The timing is right, said Tom Cady, president of XO Business Services, because consolidation has left companies with fewer choices, and XO’s network facilities position the company to deliver a high quality of service.
“There are fewer players that truly support the enterprise market,” he said. “We believe that those customers are looking for alternatives. We deal with 400 of the Fortune 1000, and they provide that feedback. When you look at XO as a company, it has very significant assets – 18,000 route miles of fiber, a nationwide IP backbone [800 Gigabit capacity], and the largest amount of fixed wireless spectrum in the country. We have that spectrum in 70 markets, and it’s contiguous, so that translates into big pipes. With all of those assets, we have lived in the world primarily of small to mid-sized businesses.

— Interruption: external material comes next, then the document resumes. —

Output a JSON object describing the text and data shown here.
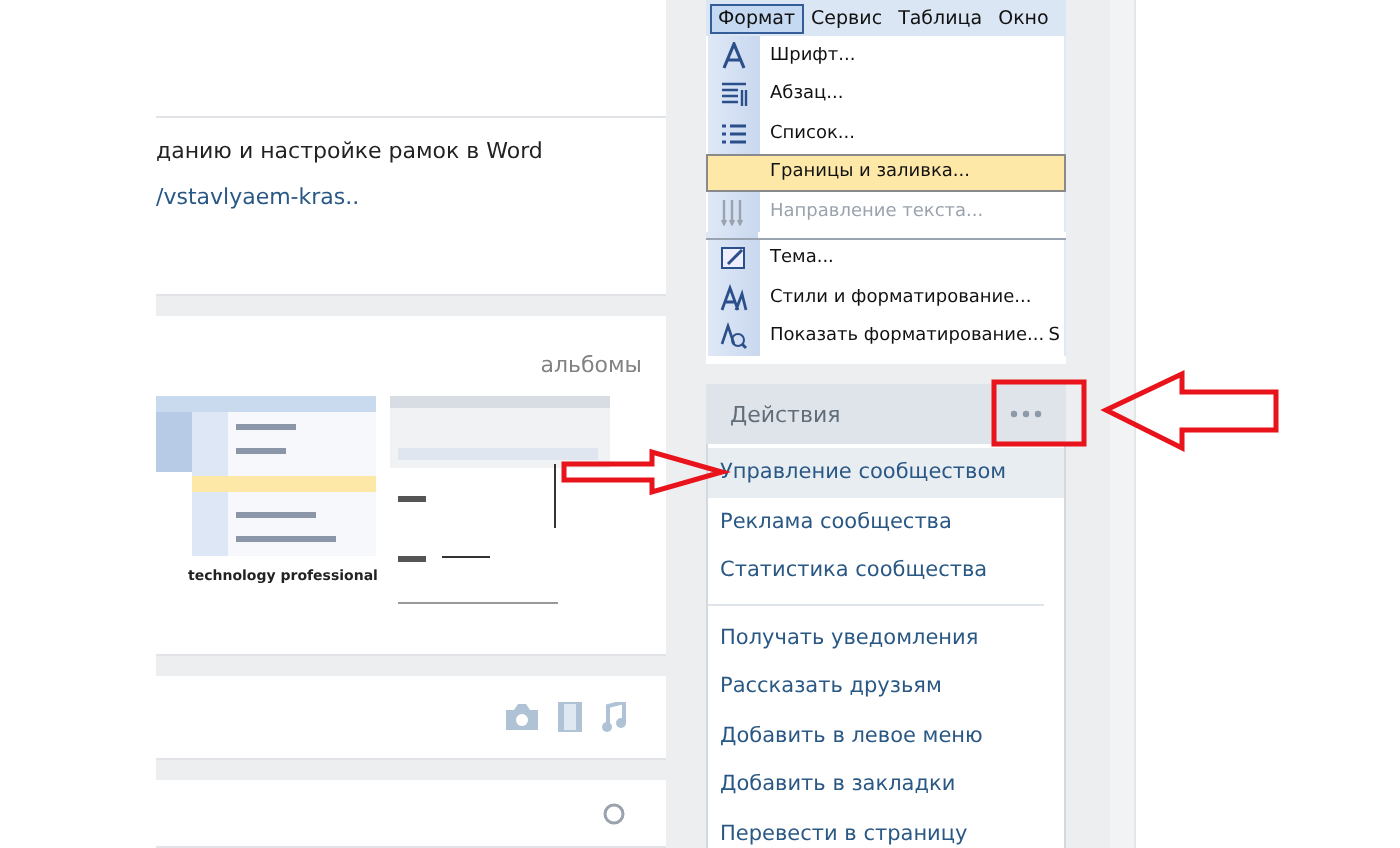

We think that is a big market, and we want to build on our strengths there.”
The strategy is straightforward – XO aims to get a piece of an enterprise’s business, perhaps for redundancy or a niche application such as storage or data backup, so it can prove its value to the customer and ultimately win more business, even the majority.
The company believes it can compete based on superior customer service and support, said Tim Shaheen, vice president of enterprise sales, and on its ability to handle customized private data networks for business continuity/disaster recovery, video applications, storage and backup, and more. “It’s almost like the old CAP [competitive access provider] model,” he said.
The fixed wireless spectrum makes a particularly attractive disaster recovery alternative, Cady added.
To attack this new market, XO has created the XO Enterprise Solutions Group, which Shaheen will head, that will include account teams that combine core sales engineers, legal and financial expertise, project coordinators and account managers, who will work together to design the enterprise solution. “That, coupled with the network assets and footprint” makes XO competitive with AT&T, Verizon and others including Global Crossing, Level 3 Communications, Orange Business Services and Time Warner Telecom, Shaheen said. “We feel we have the right approach to take to market to earn a seat at the table.”